Женя, так и не принявшая факта, что Владимиру нужно отправляться в путь, застыла, вздохнув и не понимая собственной реакции. Но ликование мало-помалу затапливало ее вкупе с беспредельной благодарностью, что он так поразительно угадал… Угадал то, в чем она сама не смела до конца отчитаться. Владимиру вновь бросилось в глаза, что Женя мила, а этого никогда нельзя было сказать о Владе. Та умела быть дружелюбной, веселой, даже привлекательной… И только. При близком изучении что-то в ней, скорее всего, именно внутренний стержень и умение стоять на своем, особенно никого не переубеждая, отталкивали. Неспособность гнуться в жизни была полезна, а в суждениях ограничивала эволюцию взглядов.

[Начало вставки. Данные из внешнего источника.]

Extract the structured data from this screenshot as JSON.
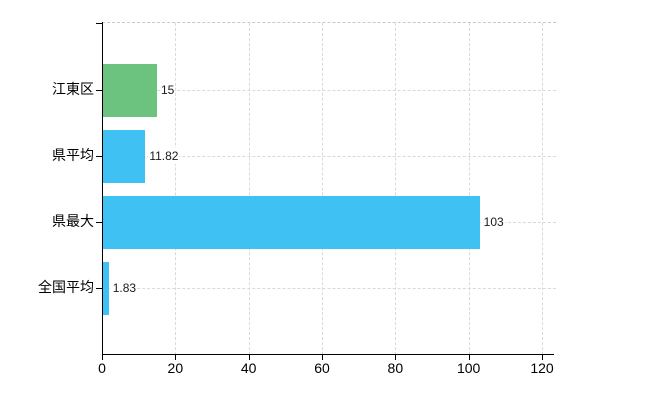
{
  "chart_data": {
    "type": "bar",
    "orientation": "horizontal",
    "title": "",
    "xlabel": "",
    "ylabel": "",
    "categories": [
      "江東区",
      "県平均",
      "県最大",
      "全国平均"
    ],
    "values": [
      15,
      11.82,
      103,
      1.83
    ],
    "value_labels": [
      "15",
      "11.82",
      "103",
      "1.83"
    ],
    "bar_colors": [
      "#6CC380",
      "#3FC1F3",
      "#3FC1F3",
      "#3FC1F3"
    ],
    "xlim": [
      0,
      120
    ],
    "x_ticks": [
      0,
      20,
      40,
      60,
      80,
      100,
      120
    ],
    "grid": true,
    "grid_style": "dashed",
    "legend": false,
    "value_label_position": "right-of-bar"
  },
  "colors": {
    "background": "#FFFFFF",
    "axis": "#000000",
    "grid": "#D9D9D9",
    "top_border": "#C8C8C8",
    "text": "#000000",
    "green_bar": "#6CC380",
    "blue_bar": "#3FC1F3"
  }
}
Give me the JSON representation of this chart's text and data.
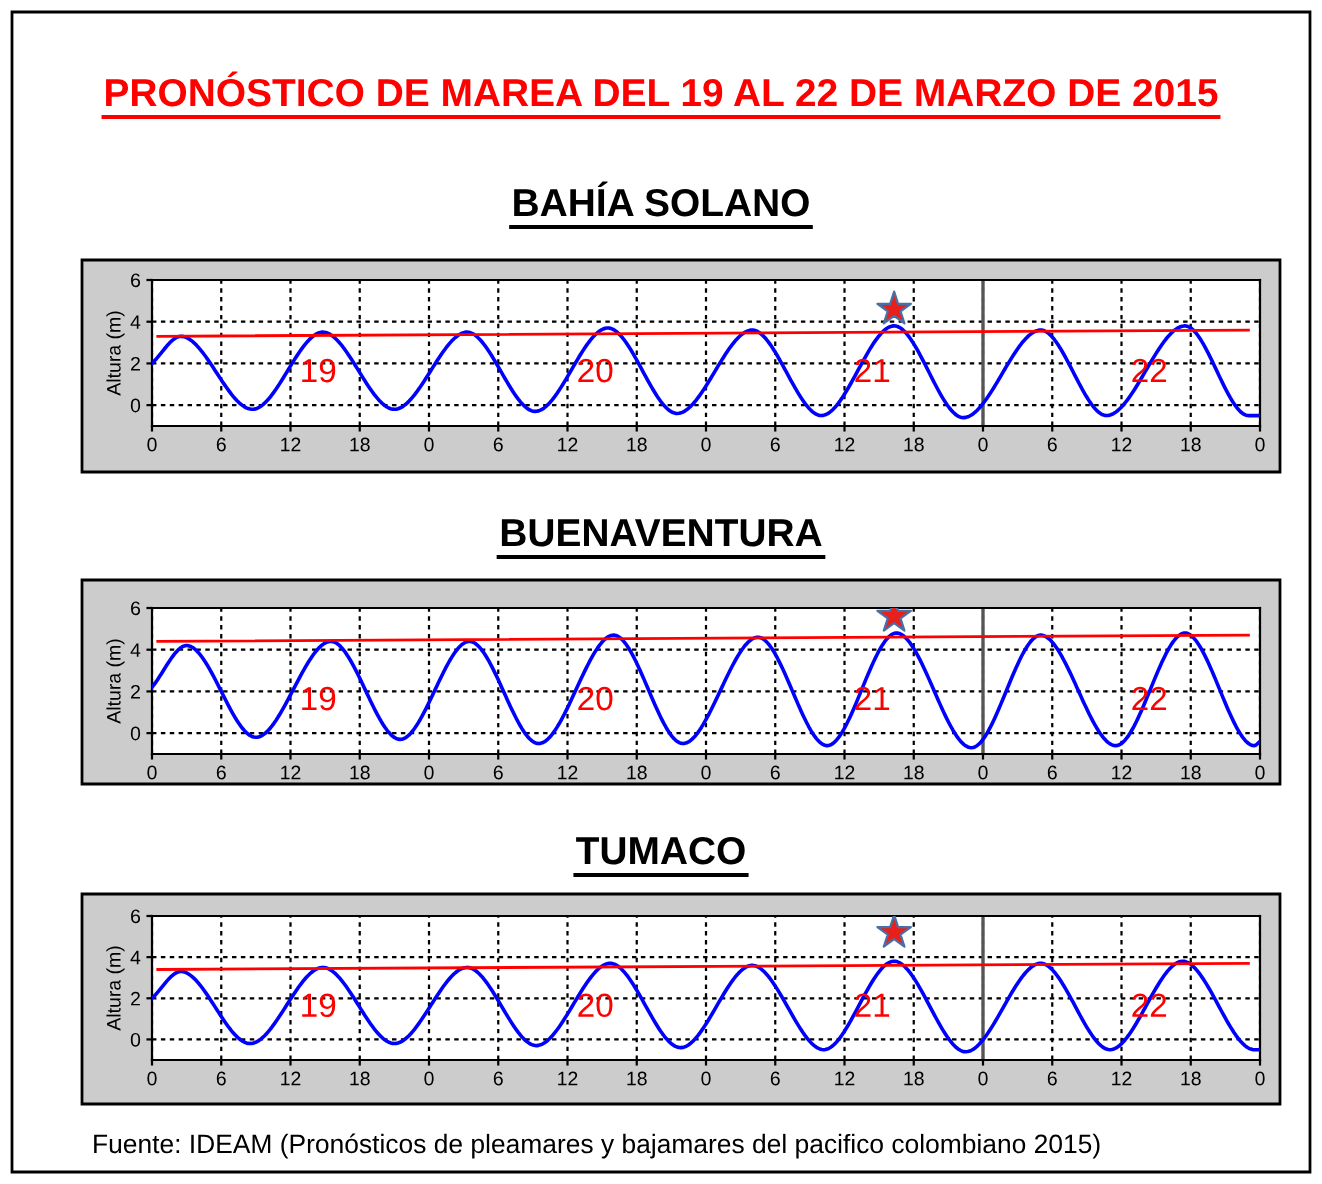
{
  "chart_data": [
    {
      "type": "line",
      "title": "BAHÍA SOLANO",
      "ylabel": "Altura (m)",
      "annotations": [
        "PRONÓSTICO DE MAREA DEL 19 AL 22 DE MARZO DE 2015",
        "19",
        "20",
        "21",
        "22"
      ],
      "series": [
        {
          "type": "line",
          "color": "#0000ff",
          "x": [
            "2015-03-19T00:00",
            "2015-03-19T02:30",
            "2015-03-19T08:42",
            "2015-03-19T14:48",
            "2015-03-19T21:00",
            "2015-03-20T03:18",
            "2015-03-20T09:12",
            "2015-03-20T15:30",
            "2015-03-20T21:30",
            "2015-03-21T04:00",
            "2015-03-21T10:00",
            "2015-03-21T16:18",
            "2015-03-21T22:18",
            "2015-03-22T05:00",
            "2015-03-22T10:42",
            "2015-03-22T17:30",
            "2015-03-22T23:00",
            "2015-03-23T00:00"
          ],
          "values": [
            2.0,
            3.3,
            -0.2,
            3.5,
            -0.2,
            3.5,
            -0.3,
            3.7,
            -0.4,
            3.6,
            -0.5,
            3.8,
            -0.6,
            3.6,
            -0.5,
            3.8,
            -0.5,
            -0.5
          ]
        },
        {
          "type": "line",
          "color": "#ff0000",
          "x": [
            "2015-03-19T00:30",
            "2015-03-22T23:00"
          ],
          "values": [
            3.3,
            3.6
          ]
        },
        {
          "type": "scatter",
          "color": "#e8201c",
          "marker": "star",
          "x": [
            "2015-03-21T16:18"
          ],
          "values": [
            4.6
          ]
        }
      ],
      "ref_lines": [
        {
          "axis": "x",
          "value": "2015-03-22T00:00",
          "color": "#555555"
        }
      ],
      "xlim": [
        "2015-03-19T00:00",
        "2015-03-23T00:00"
      ],
      "ylim": [
        -1,
        6
      ],
      "yticks": [
        0,
        2,
        4,
        6
      ],
      "xticks": [
        {
          "value": "2015-03-19T00:00",
          "label": "0"
        },
        {
          "value": "2015-03-19T06:00",
          "label": "6"
        },
        {
          "value": "2015-03-19T12:00",
          "label": "12"
        },
        {
          "value": "2015-03-19T18:00",
          "label": "18"
        },
        {
          "value": "2015-03-20T00:00",
          "label": "0"
        },
        {
          "value": "2015-03-20T06:00",
          "label": "6"
        },
        {
          "value": "2015-03-20T12:00",
          "label": "12"
        },
        {
          "value": "2015-03-20T18:00",
          "label": "18"
        },
        {
          "value": "2015-03-21T00:00",
          "label": "0"
        },
        {
          "value": "2015-03-21T06:00",
          "label": "6"
        },
        {
          "value": "2015-03-21T12:00",
          "label": "12"
        },
        {
          "value": "2015-03-21T18:00",
          "label": "18"
        },
        {
          "value": "2015-03-22T00:00",
          "label": "0"
        },
        {
          "value": "2015-03-22T06:00",
          "label": "6"
        },
        {
          "value": "2015-03-22T12:00",
          "label": "12"
        },
        {
          "value": "2015-03-22T18:00",
          "label": "18"
        },
        {
          "value": "2015-03-23T00:00",
          "label": "0"
        }
      ],
      "grid": true
    },
    {
      "type": "line",
      "title": "BUENAVENTURA",
      "ylabel": "Altura (m)",
      "annotations": [
        "19",
        "20",
        "21",
        "22"
      ],
      "series": [
        {
          "type": "line",
          "color": "#0000ff",
          "x": [
            "2015-03-19T00:00",
            "2015-03-19T03:00",
            "2015-03-19T09:00",
            "2015-03-19T15:30",
            "2015-03-19T21:30",
            "2015-03-20T03:30",
            "2015-03-20T09:30",
            "2015-03-20T16:00",
            "2015-03-20T22:00",
            "2015-03-21T04:30",
            "2015-03-21T10:30",
            "2015-03-21T16:30",
            "2015-03-21T23:00",
            "2015-03-22T05:00",
            "2015-03-22T11:30",
            "2015-03-22T17:30",
            "2015-03-22T23:30",
            "2015-03-23T00:00"
          ],
          "values": [
            2.2,
            4.2,
            -0.2,
            4.4,
            -0.3,
            4.4,
            -0.5,
            4.7,
            -0.5,
            4.6,
            -0.6,
            4.8,
            -0.7,
            4.7,
            -0.6,
            4.8,
            -0.6,
            -0.4
          ]
        },
        {
          "type": "line",
          "color": "#ff0000",
          "x": [
            "2015-03-19T00:30",
            "2015-03-22T23:00"
          ],
          "values": [
            4.4,
            4.7
          ]
        },
        {
          "type": "scatter",
          "color": "#e8201c",
          "marker": "star",
          "x": [
            "2015-03-21T16:18"
          ],
          "values": [
            5.6
          ]
        }
      ],
      "ref_lines": [
        {
          "axis": "x",
          "value": "2015-03-22T00:00",
          "color": "#555555"
        }
      ],
      "xlim": [
        "2015-03-19T00:00",
        "2015-03-23T00:00"
      ],
      "ylim": [
        -1,
        6
      ],
      "yticks": [
        0,
        2,
        4,
        6
      ],
      "xticks": [
        {
          "value": "2015-03-19T00:00",
          "label": "0"
        },
        {
          "value": "2015-03-19T06:00",
          "label": "6"
        },
        {
          "value": "2015-03-19T12:00",
          "label": "12"
        },
        {
          "value": "2015-03-19T18:00",
          "label": "18"
        },
        {
          "value": "2015-03-20T00:00",
          "label": "0"
        },
        {
          "value": "2015-03-20T06:00",
          "label": "6"
        },
        {
          "value": "2015-03-20T12:00",
          "label": "12"
        },
        {
          "value": "2015-03-20T18:00",
          "label": "18"
        },
        {
          "value": "2015-03-21T00:00",
          "label": "0"
        },
        {
          "value": "2015-03-21T06:00",
          "label": "6"
        },
        {
          "value": "2015-03-21T12:00",
          "label": "12"
        },
        {
          "value": "2015-03-21T18:00",
          "label": "18"
        },
        {
          "value": "2015-03-22T00:00",
          "label": "0"
        },
        {
          "value": "2015-03-22T06:00",
          "label": "6"
        },
        {
          "value": "2015-03-22T12:00",
          "label": "12"
        },
        {
          "value": "2015-03-22T18:00",
          "label": "18"
        },
        {
          "value": "2015-03-23T00:00",
          "label": "0"
        }
      ],
      "grid": true
    },
    {
      "type": "line",
      "title": "TUMACO",
      "ylabel": "Altura (m)",
      "annotations": [
        "19",
        "20",
        "21",
        "22",
        "Fuente: IDEAM (Pronósticos de pleamares y bajamares del pacifico colombiano 2015)"
      ],
      "series": [
        {
          "type": "line",
          "color": "#0000ff",
          "x": [
            "2015-03-19T00:00",
            "2015-03-19T02:30",
            "2015-03-19T08:30",
            "2015-03-19T14:48",
            "2015-03-19T21:00",
            "2015-03-20T03:18",
            "2015-03-20T09:18",
            "2015-03-20T15:42",
            "2015-03-20T21:48",
            "2015-03-21T04:00",
            "2015-03-21T10:12",
            "2015-03-21T16:18",
            "2015-03-21T22:30",
            "2015-03-22T05:00",
            "2015-03-22T11:00",
            "2015-03-22T17:18",
            "2015-03-22T23:30",
            "2015-03-23T00:00"
          ],
          "values": [
            2.0,
            3.3,
            -0.2,
            3.5,
            -0.2,
            3.5,
            -0.3,
            3.7,
            -0.4,
            3.6,
            -0.5,
            3.8,
            -0.6,
            3.7,
            -0.5,
            3.8,
            -0.5,
            -0.5
          ]
        },
        {
          "type": "line",
          "color": "#ff0000",
          "x": [
            "2015-03-19T00:30",
            "2015-03-22T23:00"
          ],
          "values": [
            3.4,
            3.7
          ]
        },
        {
          "type": "scatter",
          "color": "#e8201c",
          "marker": "star",
          "x": [
            "2015-03-21T16:18"
          ],
          "values": [
            5.2
          ]
        }
      ],
      "ref_lines": [
        {
          "axis": "x",
          "value": "2015-03-22T00:00",
          "color": "#555555"
        }
      ],
      "xlim": [
        "2015-03-19T00:00",
        "2015-03-23T00:00"
      ],
      "ylim": [
        -1,
        6
      ],
      "yticks": [
        0,
        2,
        4,
        6
      ],
      "xticks": [
        {
          "value": "2015-03-19T00:00",
          "label": "0"
        },
        {
          "value": "2015-03-19T06:00",
          "label": "6"
        },
        {
          "value": "2015-03-19T12:00",
          "label": "12"
        },
        {
          "value": "2015-03-19T18:00",
          "label": "18"
        },
        {
          "value": "2015-03-20T00:00",
          "label": "0"
        },
        {
          "value": "2015-03-20T06:00",
          "label": "6"
        },
        {
          "value": "2015-03-20T12:00",
          "label": "12"
        },
        {
          "value": "2015-03-20T18:00",
          "label": "18"
        },
        {
          "value": "2015-03-21T00:00",
          "label": "0"
        },
        {
          "value": "2015-03-21T06:00",
          "label": "6"
        },
        {
          "value": "2015-03-21T12:00",
          "label": "12"
        },
        {
          "value": "2015-03-21T18:00",
          "label": "18"
        },
        {
          "value": "2015-03-22T00:00",
          "label": "0"
        },
        {
          "value": "2015-03-22T06:00",
          "label": "6"
        },
        {
          "value": "2015-03-22T12:00",
          "label": "12"
        },
        {
          "value": "2015-03-22T18:00",
          "label": "18"
        },
        {
          "value": "2015-03-23T00:00",
          "label": "0"
        }
      ],
      "grid": true
    }
  ]
}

– Так и не понимаю, зачем ты уезжаешь. Никто не станет на тебя охотиться.
– Мы этого не знаем. А гнить в заточении я не стану. Итак они поломали меня достаточно, я больше не их пешка.
– Но… они найдут тебя, где бы ты ни был.
– Зато я усложню им задачу. Да и потом, не такая уж я важная птица, чтобы из-под земли доставать. Если бы валялся под их носом, грех был бы не подобрать. Теперь у меня нет дома. Так и прилипать к какому-то куску земли не за чем. Могу жить как хочу и как хочу передвигаться, меняя места и людей, как кочевник.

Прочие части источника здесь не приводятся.